Que o ano sempre começa no Brasil depois do carnaval, não há a menor dúvida. A precisão não é o nosso forte em matéria de horários e calendários. Horários são marcados com flexibilidade: "Duas, duas e meia... quatro, cinco horas...". E datas móveis são ideais para balizar o calendário. Já escrevi aqui mesmo que temos precedentes históricos: se os revolucionários franceses estabeleceram os fenômenos naturais como maneira de medir o tempo, com meses denominados "germinal" e "floreal", por que não podemos ter "le Carnaval" como uma referência (mesmo porque em alguns lugares ele dura quase um mês...)?
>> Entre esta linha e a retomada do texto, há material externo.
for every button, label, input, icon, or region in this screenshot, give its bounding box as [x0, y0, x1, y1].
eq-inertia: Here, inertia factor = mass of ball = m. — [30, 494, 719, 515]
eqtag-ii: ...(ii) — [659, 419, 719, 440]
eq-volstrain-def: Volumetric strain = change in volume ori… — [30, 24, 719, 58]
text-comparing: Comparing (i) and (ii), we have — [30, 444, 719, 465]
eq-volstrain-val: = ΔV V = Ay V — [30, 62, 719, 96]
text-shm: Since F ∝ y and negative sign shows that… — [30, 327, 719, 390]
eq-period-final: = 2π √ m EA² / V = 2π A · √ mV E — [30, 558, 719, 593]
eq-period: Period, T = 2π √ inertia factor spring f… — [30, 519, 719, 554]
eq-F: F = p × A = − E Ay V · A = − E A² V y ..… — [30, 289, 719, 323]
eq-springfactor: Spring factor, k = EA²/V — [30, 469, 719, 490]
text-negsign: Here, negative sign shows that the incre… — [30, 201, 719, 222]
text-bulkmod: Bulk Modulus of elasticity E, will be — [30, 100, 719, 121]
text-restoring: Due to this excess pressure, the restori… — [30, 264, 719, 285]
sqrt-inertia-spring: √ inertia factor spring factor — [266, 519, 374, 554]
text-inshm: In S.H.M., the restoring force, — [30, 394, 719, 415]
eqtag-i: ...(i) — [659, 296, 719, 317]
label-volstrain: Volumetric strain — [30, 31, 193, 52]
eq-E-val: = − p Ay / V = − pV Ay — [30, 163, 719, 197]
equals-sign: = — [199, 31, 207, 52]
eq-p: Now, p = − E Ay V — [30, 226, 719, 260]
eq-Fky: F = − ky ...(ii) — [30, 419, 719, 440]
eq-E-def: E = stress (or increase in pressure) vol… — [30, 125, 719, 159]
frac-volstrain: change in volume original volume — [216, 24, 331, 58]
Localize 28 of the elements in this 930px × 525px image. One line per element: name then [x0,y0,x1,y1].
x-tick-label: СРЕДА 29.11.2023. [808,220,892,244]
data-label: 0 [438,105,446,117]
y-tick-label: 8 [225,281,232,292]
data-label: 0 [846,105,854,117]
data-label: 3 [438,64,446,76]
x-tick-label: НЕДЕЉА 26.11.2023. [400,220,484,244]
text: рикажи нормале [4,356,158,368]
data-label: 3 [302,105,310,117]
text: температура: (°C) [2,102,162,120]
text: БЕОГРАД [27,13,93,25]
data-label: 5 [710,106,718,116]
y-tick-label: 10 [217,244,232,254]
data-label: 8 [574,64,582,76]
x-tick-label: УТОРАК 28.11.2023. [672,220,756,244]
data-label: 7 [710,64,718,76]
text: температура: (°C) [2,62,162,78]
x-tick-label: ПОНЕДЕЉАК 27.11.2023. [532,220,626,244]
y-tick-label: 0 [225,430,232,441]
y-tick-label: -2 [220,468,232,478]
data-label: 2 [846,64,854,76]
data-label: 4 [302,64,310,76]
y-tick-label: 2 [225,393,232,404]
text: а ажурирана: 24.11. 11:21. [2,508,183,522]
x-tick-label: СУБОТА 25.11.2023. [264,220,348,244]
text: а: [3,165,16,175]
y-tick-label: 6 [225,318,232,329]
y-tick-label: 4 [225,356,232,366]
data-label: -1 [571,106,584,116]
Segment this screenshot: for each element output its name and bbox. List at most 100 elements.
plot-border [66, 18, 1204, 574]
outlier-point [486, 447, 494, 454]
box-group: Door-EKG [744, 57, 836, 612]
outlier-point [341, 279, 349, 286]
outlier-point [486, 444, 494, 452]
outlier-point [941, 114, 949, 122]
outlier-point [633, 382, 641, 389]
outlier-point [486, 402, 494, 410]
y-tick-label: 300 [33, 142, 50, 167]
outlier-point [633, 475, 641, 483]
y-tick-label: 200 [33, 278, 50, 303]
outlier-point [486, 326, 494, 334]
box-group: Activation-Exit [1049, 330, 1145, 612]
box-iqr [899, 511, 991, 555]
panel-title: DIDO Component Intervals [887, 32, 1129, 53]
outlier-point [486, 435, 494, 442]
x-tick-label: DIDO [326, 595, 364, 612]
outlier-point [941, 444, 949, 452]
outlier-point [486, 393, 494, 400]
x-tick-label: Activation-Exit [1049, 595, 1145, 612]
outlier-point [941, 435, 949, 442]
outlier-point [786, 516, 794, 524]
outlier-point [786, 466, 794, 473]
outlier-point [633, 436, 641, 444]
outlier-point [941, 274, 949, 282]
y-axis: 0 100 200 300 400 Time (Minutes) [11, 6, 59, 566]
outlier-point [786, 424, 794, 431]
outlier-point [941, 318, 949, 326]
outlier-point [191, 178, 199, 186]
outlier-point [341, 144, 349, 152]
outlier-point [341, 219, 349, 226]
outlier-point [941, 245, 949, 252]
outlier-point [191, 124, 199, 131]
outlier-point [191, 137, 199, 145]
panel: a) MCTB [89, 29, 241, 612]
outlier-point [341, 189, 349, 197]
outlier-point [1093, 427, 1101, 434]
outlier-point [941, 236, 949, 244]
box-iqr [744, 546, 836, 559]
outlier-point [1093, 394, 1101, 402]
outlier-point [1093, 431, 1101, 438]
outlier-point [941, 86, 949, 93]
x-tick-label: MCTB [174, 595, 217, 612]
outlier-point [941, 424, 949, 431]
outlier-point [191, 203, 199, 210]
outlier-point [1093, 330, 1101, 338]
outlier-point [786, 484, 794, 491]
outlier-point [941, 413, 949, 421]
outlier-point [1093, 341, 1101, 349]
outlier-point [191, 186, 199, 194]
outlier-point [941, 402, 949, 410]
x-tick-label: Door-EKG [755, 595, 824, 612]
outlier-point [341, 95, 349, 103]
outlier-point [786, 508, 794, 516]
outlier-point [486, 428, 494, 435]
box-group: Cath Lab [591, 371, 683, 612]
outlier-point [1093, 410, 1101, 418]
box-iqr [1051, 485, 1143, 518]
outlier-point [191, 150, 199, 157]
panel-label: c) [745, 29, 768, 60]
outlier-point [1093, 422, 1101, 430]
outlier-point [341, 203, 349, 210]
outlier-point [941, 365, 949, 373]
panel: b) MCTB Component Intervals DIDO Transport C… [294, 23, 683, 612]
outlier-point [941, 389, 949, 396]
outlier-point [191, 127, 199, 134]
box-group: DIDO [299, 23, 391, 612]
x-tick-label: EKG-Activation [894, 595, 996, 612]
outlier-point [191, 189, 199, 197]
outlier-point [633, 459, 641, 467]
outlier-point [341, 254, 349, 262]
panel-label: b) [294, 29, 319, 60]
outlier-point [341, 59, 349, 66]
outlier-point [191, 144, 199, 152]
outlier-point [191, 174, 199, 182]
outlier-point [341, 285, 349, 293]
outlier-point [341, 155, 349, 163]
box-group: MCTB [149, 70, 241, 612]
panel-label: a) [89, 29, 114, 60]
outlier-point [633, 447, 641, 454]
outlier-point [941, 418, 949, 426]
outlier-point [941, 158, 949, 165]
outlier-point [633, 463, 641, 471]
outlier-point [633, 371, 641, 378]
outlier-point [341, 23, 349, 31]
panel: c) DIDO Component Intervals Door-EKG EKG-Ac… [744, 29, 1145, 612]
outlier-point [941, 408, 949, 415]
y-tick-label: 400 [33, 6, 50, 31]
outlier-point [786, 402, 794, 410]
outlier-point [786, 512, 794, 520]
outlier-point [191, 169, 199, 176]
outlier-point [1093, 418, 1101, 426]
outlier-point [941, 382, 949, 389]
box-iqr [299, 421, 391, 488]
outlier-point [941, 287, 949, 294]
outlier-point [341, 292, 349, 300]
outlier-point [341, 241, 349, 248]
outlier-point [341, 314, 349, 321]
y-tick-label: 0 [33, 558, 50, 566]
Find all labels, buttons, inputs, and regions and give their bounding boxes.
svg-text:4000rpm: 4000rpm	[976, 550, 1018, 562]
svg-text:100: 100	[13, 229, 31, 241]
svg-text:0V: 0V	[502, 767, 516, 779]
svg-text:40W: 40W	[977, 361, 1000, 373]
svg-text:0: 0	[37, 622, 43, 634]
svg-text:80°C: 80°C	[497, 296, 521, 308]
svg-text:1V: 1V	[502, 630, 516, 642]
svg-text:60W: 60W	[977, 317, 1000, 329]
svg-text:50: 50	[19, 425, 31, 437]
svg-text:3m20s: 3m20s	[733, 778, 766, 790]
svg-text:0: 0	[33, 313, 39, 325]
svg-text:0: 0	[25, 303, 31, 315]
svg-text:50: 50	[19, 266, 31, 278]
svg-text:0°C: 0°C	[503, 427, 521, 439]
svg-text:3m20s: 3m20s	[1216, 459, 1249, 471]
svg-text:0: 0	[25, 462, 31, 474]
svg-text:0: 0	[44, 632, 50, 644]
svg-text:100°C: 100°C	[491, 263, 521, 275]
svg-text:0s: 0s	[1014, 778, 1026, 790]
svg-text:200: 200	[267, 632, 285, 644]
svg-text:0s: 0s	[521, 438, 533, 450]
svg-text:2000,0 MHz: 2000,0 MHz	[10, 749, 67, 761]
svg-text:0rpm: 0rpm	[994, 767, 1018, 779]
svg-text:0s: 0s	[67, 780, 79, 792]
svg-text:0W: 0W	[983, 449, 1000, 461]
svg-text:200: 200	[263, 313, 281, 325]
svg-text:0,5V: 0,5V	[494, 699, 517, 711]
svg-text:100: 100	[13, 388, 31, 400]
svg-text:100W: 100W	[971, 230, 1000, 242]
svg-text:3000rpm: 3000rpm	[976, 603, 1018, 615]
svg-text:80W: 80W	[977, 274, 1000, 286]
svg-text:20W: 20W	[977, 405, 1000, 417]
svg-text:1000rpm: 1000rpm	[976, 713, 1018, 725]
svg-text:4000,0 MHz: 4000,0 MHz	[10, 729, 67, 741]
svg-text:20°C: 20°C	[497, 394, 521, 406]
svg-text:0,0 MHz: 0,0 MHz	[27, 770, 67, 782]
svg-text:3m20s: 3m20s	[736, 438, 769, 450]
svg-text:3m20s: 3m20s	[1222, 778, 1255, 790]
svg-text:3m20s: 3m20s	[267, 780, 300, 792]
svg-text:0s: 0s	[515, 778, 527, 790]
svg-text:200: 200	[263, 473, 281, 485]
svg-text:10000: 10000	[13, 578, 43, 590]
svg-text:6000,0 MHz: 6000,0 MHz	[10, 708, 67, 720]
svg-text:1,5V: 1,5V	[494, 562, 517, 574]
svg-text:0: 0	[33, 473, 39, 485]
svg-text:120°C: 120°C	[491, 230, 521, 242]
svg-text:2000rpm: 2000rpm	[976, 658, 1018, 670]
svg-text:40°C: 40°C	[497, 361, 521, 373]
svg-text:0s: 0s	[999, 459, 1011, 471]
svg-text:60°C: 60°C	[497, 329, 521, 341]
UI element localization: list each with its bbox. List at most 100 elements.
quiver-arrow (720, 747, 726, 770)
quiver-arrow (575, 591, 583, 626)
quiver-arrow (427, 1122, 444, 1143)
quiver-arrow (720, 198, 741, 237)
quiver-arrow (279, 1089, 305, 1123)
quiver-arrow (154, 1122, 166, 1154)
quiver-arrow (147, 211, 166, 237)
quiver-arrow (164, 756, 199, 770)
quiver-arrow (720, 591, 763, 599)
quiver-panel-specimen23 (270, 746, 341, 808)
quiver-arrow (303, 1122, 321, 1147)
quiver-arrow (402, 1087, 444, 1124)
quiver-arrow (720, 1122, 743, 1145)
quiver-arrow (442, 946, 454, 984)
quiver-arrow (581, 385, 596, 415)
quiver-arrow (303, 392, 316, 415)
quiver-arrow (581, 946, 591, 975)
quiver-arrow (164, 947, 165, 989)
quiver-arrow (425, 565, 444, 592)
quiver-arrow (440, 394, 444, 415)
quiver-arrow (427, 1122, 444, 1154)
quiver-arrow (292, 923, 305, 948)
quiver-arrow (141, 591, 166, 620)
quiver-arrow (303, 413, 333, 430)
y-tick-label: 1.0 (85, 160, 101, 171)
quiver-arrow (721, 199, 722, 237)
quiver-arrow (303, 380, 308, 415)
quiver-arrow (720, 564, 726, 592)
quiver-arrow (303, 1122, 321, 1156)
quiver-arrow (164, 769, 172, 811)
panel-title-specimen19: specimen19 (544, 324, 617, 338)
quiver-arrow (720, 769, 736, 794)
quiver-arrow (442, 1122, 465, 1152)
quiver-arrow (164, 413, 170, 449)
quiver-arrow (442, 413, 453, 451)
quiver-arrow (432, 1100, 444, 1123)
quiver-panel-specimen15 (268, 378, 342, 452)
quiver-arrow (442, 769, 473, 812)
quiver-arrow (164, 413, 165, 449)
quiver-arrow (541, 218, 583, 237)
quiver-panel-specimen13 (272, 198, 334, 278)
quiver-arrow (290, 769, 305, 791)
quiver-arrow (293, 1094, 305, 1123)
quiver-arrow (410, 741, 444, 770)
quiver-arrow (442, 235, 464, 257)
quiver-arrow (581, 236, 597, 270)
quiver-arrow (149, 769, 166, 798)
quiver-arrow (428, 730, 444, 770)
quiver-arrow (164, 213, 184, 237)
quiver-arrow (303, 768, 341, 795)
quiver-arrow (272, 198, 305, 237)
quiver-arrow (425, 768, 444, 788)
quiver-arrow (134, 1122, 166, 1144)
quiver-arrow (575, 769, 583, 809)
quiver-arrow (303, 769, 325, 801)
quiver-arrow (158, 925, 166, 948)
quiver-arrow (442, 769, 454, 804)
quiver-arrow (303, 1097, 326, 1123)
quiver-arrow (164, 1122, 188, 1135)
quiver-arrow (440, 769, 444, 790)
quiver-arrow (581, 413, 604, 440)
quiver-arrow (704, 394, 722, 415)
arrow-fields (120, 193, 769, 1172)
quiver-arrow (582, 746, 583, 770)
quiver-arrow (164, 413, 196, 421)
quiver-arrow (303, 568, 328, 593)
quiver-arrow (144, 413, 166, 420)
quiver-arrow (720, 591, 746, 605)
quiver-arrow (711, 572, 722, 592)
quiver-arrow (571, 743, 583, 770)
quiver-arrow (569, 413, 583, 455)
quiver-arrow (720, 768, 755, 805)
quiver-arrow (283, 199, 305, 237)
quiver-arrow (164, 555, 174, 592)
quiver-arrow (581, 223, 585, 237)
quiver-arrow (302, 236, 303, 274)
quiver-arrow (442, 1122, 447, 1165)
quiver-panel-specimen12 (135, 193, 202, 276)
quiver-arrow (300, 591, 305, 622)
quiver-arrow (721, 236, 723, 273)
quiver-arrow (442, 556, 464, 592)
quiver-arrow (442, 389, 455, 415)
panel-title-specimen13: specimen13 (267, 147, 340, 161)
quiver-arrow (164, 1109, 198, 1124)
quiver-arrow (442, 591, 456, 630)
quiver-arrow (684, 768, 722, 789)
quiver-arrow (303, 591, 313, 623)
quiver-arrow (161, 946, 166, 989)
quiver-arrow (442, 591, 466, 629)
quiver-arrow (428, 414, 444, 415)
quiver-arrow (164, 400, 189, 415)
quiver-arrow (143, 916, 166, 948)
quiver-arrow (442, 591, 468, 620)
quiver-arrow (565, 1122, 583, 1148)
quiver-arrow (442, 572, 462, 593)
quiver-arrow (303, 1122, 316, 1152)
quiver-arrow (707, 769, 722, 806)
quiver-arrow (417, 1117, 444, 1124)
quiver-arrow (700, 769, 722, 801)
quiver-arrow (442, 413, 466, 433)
Não acredito que, apesar disso, outros povos trabalhem mais que os brasileiros. Franceses, com seu horário semanal de 35 horas, não estão com essa moral toda para criticar a lassidão dos trópicos em um país em que a jornada semanal de trabalho é de 44 horas e mais da metade da força de trabalho faz duas horas extras por dia; ingleses, com a profusão dos seus bank holidays, feriados bancários e a prática do Boxing day, o dia após o Natal para desembrulhar presentes, também não. Italianos, nem pensar; alemães, quem sabe, com aquela fascinação pelo trabalho e pela eficiência a qualquer custo.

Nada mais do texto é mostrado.